Both activists announced in separate statements that they would turn themselves in to prosecution on Saturday.
The 6 April Youth Movement said that despite fears that repressive tactics from the era of Hosni Mubarak were returning, Maher would turn himself in “to show the public that he is not afraid of accountability as long as he is in the right.”
In its statement 6 April said it “would like to remind the current authority that it came to power through demonstrations” and was now guilty of trying to stifle subsequent protests through indiscriminate arrests and politicised court rulings.
Abdel Fattah also released a statement on Facebook saying he did not recognise the new protest law and that the current government lost legitimacy starting with bloodshed at the Republican Guards Club near Rabaa Al-Adaweya.
Human Rights Watch (HRW), in a Thursday press release, said that police were treating the new protest law as a “carte blanche to attack protesters” and said its observers on the scene saw no signs of protester violence prior to security forces’ use of water cannons, teargas, and batons.

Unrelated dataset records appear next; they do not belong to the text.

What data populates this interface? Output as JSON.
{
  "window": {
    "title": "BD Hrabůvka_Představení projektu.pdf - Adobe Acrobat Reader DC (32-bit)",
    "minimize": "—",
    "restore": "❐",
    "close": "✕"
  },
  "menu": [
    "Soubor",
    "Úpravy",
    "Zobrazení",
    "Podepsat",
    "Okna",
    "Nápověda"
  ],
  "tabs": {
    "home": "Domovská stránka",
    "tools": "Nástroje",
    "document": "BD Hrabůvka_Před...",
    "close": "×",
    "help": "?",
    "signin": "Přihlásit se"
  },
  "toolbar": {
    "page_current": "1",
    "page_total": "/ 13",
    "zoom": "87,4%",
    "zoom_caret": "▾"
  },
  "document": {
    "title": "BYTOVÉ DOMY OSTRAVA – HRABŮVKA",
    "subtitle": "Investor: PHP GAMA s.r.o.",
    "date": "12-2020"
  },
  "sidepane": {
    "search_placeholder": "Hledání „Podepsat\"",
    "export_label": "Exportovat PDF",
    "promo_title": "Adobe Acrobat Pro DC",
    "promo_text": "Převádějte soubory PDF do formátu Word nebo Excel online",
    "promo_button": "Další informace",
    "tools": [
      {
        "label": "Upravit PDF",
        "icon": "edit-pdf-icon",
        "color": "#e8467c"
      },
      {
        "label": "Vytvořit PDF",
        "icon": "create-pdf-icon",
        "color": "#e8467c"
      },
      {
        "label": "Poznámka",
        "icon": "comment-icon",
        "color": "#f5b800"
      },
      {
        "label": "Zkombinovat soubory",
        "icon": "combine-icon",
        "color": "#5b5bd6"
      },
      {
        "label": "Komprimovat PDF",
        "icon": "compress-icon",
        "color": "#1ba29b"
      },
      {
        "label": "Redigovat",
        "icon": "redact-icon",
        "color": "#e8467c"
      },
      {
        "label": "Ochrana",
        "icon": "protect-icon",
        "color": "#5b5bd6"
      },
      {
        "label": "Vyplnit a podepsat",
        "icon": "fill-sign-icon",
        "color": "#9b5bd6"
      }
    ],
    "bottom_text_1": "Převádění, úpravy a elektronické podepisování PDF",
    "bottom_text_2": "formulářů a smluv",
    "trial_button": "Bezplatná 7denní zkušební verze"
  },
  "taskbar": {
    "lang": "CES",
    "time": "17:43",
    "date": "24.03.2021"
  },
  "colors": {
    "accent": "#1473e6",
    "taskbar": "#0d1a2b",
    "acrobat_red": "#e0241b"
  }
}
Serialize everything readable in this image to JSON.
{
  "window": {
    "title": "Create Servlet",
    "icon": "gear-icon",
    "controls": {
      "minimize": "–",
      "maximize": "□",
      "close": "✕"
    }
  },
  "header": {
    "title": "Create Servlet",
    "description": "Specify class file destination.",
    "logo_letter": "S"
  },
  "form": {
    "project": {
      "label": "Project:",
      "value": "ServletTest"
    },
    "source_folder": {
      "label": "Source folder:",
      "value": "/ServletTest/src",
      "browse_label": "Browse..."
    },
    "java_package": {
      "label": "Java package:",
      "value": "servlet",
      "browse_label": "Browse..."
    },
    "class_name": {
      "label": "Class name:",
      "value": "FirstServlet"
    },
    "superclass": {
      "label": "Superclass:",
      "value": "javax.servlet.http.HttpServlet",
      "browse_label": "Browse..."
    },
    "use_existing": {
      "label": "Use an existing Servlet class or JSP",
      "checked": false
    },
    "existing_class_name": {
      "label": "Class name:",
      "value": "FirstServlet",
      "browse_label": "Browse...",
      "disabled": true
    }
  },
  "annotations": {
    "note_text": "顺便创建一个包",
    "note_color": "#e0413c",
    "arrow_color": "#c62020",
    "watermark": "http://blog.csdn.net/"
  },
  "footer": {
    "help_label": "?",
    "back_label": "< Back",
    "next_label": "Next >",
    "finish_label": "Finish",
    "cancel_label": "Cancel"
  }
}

Following the arrest of at least 74 protesters, security forces dropped 14 female demonstrators off on the side of a desert highway over 30 kilometres south of the protest site, according to HRW, but not before they were beaten before being taken out of New Cairo police station.
“The violent dispersal and arrests on November 26 serve as a stark reminder of the danger of giving security forces a blank check to regulate public assembly,” said HRW’s deputy Middle East and North Africa director. “The government should immediately release those detained solely for exercising their right to demonstrate and rescind the new protest law.”
A third day of protesting in Talaat Harb Square was scheduled for Thursday afternoon against the new protest law and in support of detained demonstrators.